Perchè dico questo? Da una settimana e più Google, colui che offre gratuitamente tutta una serie di servizi on-line che spaziano dalla posta [G-mail] fino alla pubblicazioni di immagini [Picasa] e siti internet [Blogspot] è stata oggetta di attachi Hacker che hanno portato alla luce una decine di falle nei vari sistemi e che permetterebbero a malintenzionati di carpire i vostri segreti. Attualmente il grande G sembra non aver ancor risolto queste falle di sicurezza e ha detta dei più, vista l’enormità dei sistemi coinvolti, la situazione “poco sicura” potrebbe prolungarsi fino a tempo indeterminato.
Ecco da qui la mia asserzione iniziale: Mai usare servizi on-line per mettere i propri dati personali quali password, immagini, file personali etc.

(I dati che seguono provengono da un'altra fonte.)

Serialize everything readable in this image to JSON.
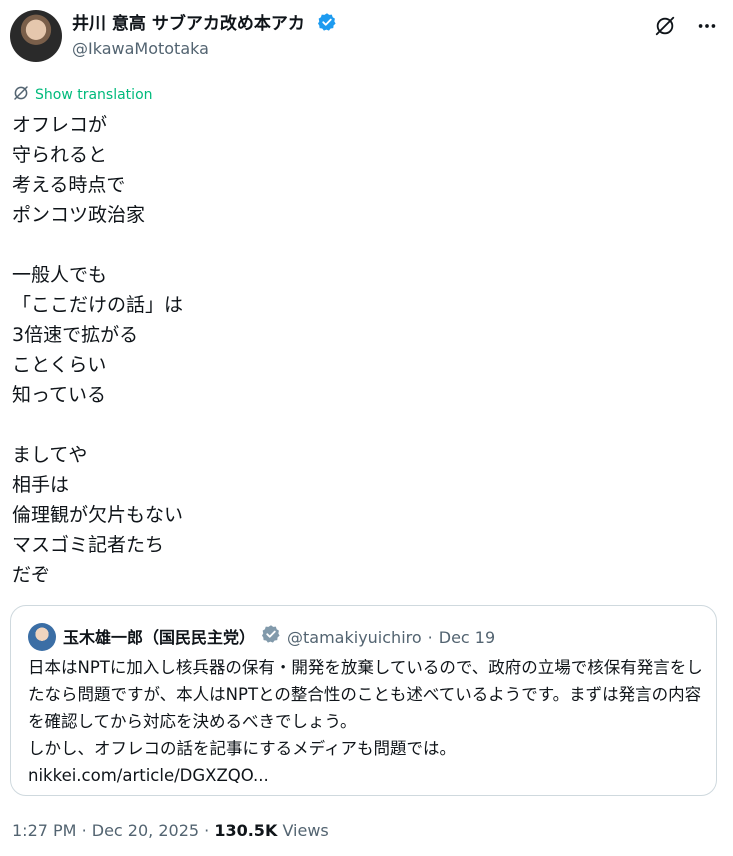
{
  "author": {
    "name": "井川 意高 サブアカ改め本アカ",
    "handle": "@IkawaMototaka"
  },
  "show_translation": "Show translation",
  "tweet_text": "オフレコが\n守られると\n考える時点で\nポンコツ政治家\n\n一般人でも\n「ここだけの話」は\n3倍速で拡がる\nことくらい\n知っている\n\nましてや\n相手は\n倫理観が欠片もない\nマスゴミ記者たち\nだぞ",
  "quote": {
    "name": "玉木雄一郎（国民民主党）",
    "handle": "@tamakiyuichiro",
    "separator": "·",
    "date": "Dec 19",
    "text": "日本はNPTに加入し核兵器の保有・開発を放棄しているので、政府の立場で核保有発言をしたなら問題ですが、本人はNPTとの整合性のことも述べているようです。まずは発言の内容を確認してから対応を決めるべきでしょう。\nしかし、オフレコの話を記事にするメディアも問題では。",
    "link": "nikkei.com/article/DGXZQO..."
  },
  "footer": {
    "time": "1:27 PM",
    "separator": "·",
    "date": "Dec 20, 2025",
    "separator2": "·",
    "views_count": "130.5K",
    "views_label": "Views"
  },
  "colors": {
    "verified_blue": "#1d9bf0",
    "verified_gray": "#829aab",
    "translation_green": "#00ba7c",
    "muted_text": "#536471"
  },
  "icons": [
    "avatar",
    "verified-badge-icon",
    "grok-icon",
    "more-icon",
    "translate-icon"
  ]
}
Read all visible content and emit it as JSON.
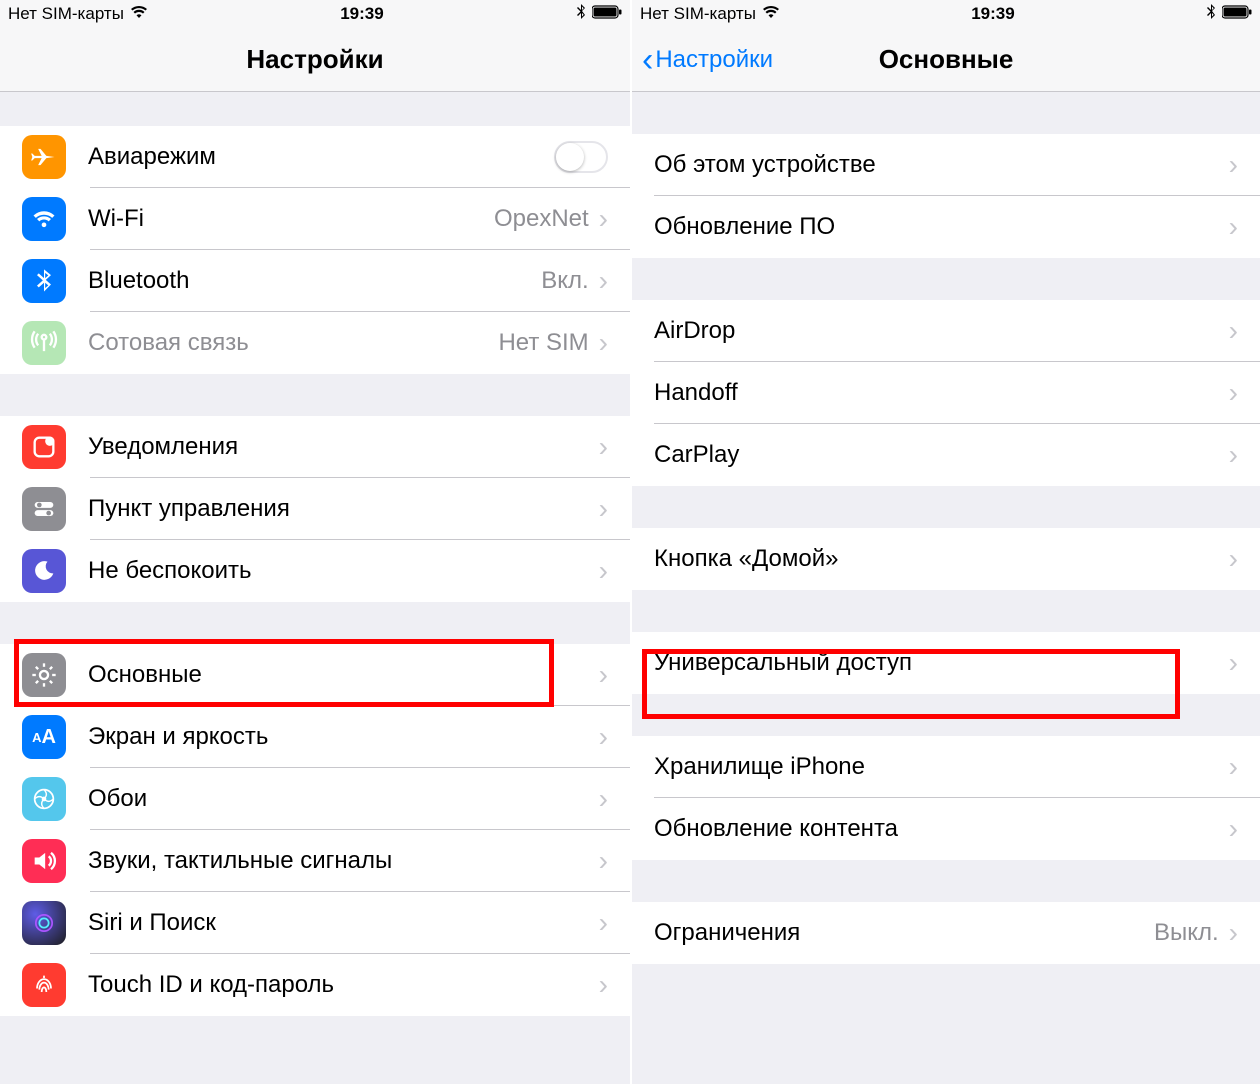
{
  "status": {
    "sim": "Нет SIM-карты",
    "time": "19:39"
  },
  "left": {
    "title": "Настройки",
    "rows": {
      "airplane": "Авиарежим",
      "wifi": "Wi-Fi",
      "wifi_value": "OpexNet",
      "bluetooth": "Bluetooth",
      "bluetooth_value": "Вкл.",
      "cellular": "Сотовая связь",
      "cellular_value": "Нет SIM",
      "notifications": "Уведомления",
      "control_center": "Пункт управления",
      "dnd": "Не беспокоить",
      "general": "Основные",
      "display": "Экран и яркость",
      "wallpaper": "Обои",
      "sounds": "Звуки, тактильные сигналы",
      "siri": "Siri и Поиск",
      "touchid": "Touch ID и код-пароль"
    }
  },
  "right": {
    "back": "Настройки",
    "title": "Основные",
    "rows": {
      "about": "Об этом устройстве",
      "update": "Обновление ПО",
      "airdrop": "AirDrop",
      "handoff": "Handoff",
      "carplay": "CarPlay",
      "home": "Кнопка «Домой»",
      "accessibility": "Универсальный доступ",
      "storage": "Хранилище iPhone",
      "background": "Обновление контента",
      "restrictions": "Ограничения",
      "restrictions_value": "Выкл."
    }
  },
  "icons": {
    "airplane": "airplane-icon",
    "wifi": "wifi-icon",
    "bluetooth": "bluetooth-icon",
    "cellular": "cellular-icon",
    "notifications": "notifications-icon",
    "control_center": "control-center-icon",
    "dnd": "dnd-icon",
    "general": "gear-icon",
    "display": "display-icon",
    "wallpaper": "wallpaper-icon",
    "sounds": "sounds-icon",
    "siri": "siri-icon",
    "touchid": "touchid-icon"
  },
  "colors": {
    "airplane": "#ff9500",
    "wifi": "#007aff",
    "bluetooth": "#007aff",
    "cellular": "#b5e7b5",
    "notifications": "#ff3b30",
    "control_center": "#8e8e93",
    "dnd": "#5856d6",
    "general": "#8e8e93",
    "display": "#007aff",
    "wallpaper": "#54c7ec",
    "sounds": "#ff2d55",
    "siri": "#1c1c1e",
    "touchid": "#ff3b30"
  }
}
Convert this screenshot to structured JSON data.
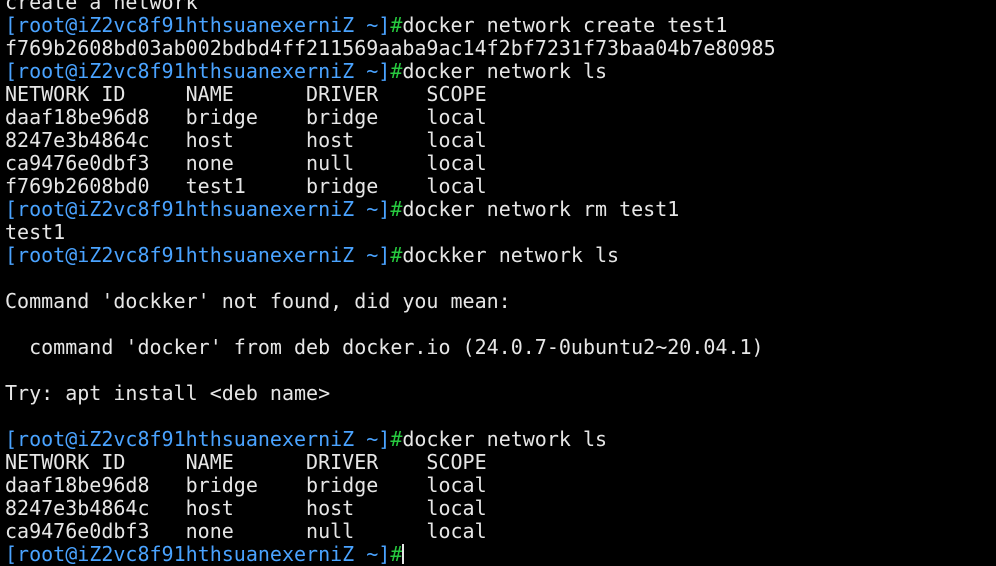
{
  "terminal": {
    "colors": {
      "background": "#000000",
      "text": "#e6e6e6",
      "prompt": "#4aa3ff",
      "hash": "#27c93f"
    },
    "prompt_text": "[root@iZ2vc8f91hthsuanexerniZ ~]",
    "hash": "#",
    "lines": [
      {
        "type": "out",
        "text": "create a network"
      },
      {
        "type": "cmd",
        "text": "docker network create test1"
      },
      {
        "type": "out",
        "text": "f769b2608bd03ab002bdbd4ff211569aaba9ac14f2bf7231f73baa04b7e80985"
      },
      {
        "type": "cmd",
        "text": "docker network ls"
      },
      {
        "type": "out",
        "text": "NETWORK ID     NAME      DRIVER    SCOPE"
      },
      {
        "type": "out",
        "text": "daaf18be96d8   bridge    bridge    local"
      },
      {
        "type": "out",
        "text": "8247e3b4864c   host      host      local"
      },
      {
        "type": "out",
        "text": "ca9476e0dbf3   none      null      local"
      },
      {
        "type": "out",
        "text": "f769b2608bd0   test1     bridge    local"
      },
      {
        "type": "cmd",
        "text": "docker network rm test1"
      },
      {
        "type": "out",
        "text": "test1"
      },
      {
        "type": "cmd",
        "text": "dockker network ls"
      },
      {
        "type": "out",
        "text": ""
      },
      {
        "type": "out",
        "text": "Command 'dockker' not found, did you mean:"
      },
      {
        "type": "out",
        "text": ""
      },
      {
        "type": "out",
        "text": "  command 'docker' from deb docker.io (24.0.7-0ubuntu2~20.04.1)"
      },
      {
        "type": "out",
        "text": ""
      },
      {
        "type": "out",
        "text": "Try: apt install <deb name>"
      },
      {
        "type": "out",
        "text": ""
      },
      {
        "type": "cmd",
        "text": "docker network ls"
      },
      {
        "type": "out",
        "text": "NETWORK ID     NAME      DRIVER    SCOPE"
      },
      {
        "type": "out",
        "text": "daaf18be96d8   bridge    bridge    local"
      },
      {
        "type": "out",
        "text": "8247e3b4864c   host      host      local"
      },
      {
        "type": "out",
        "text": "ca9476e0dbf3   none      null      local"
      },
      {
        "type": "cmd",
        "text": "",
        "cursor": true
      }
    ]
  }
}
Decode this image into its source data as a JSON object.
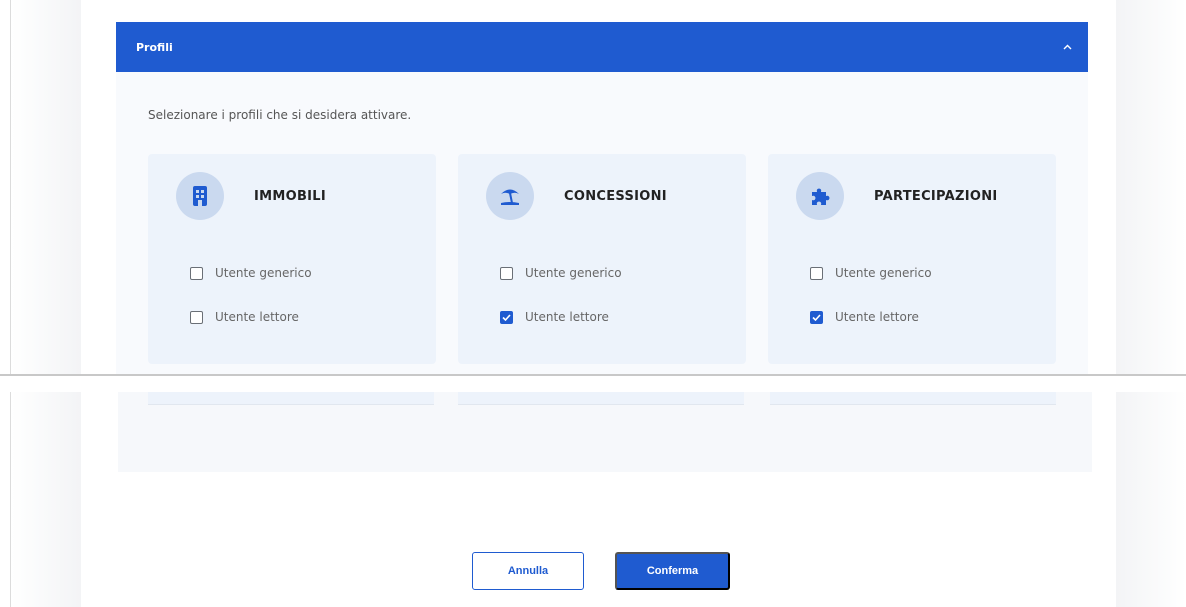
{
  "panel": {
    "title": "Profili",
    "subtitle": "Selezionare i profili che si desidera attivare."
  },
  "cards": [
    {
      "title": "IMMOBILI",
      "icon": "building-icon",
      "options": [
        {
          "label": "Utente generico",
          "checked": false
        },
        {
          "label": "Utente lettore",
          "checked": false
        }
      ]
    },
    {
      "title": "CONCESSIONI",
      "icon": "beach-umbrella-icon",
      "options": [
        {
          "label": "Utente generico",
          "checked": false
        },
        {
          "label": "Utente lettore",
          "checked": true
        }
      ]
    },
    {
      "title": "PARTECIPAZIONI",
      "icon": "puzzle-piece-icon",
      "options": [
        {
          "label": "Utente generico",
          "checked": false
        },
        {
          "label": "Utente lettore",
          "checked": true
        }
      ]
    }
  ],
  "actions": {
    "cancel_label": "Annulla",
    "confirm_label": "Conferma"
  },
  "colors": {
    "primary": "#1f5bd0",
    "card_bg": "#edf3fb",
    "icon_bg": "#cad9ef"
  }
}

Sta diventando un po per moda, un po per “praticità”, usare molto servizi on-line in pieno stile e mentalità Web2.0 Tuttavia bisogna sempre domandarci: ma se c’è qualcun altro che gestisce al posto nostro i nostri “affari” personali cosa accade quando egli farà un errore? Siamo davvero disposti a correre tale rischio visto che a noi italiani piace tanto la “privacy”?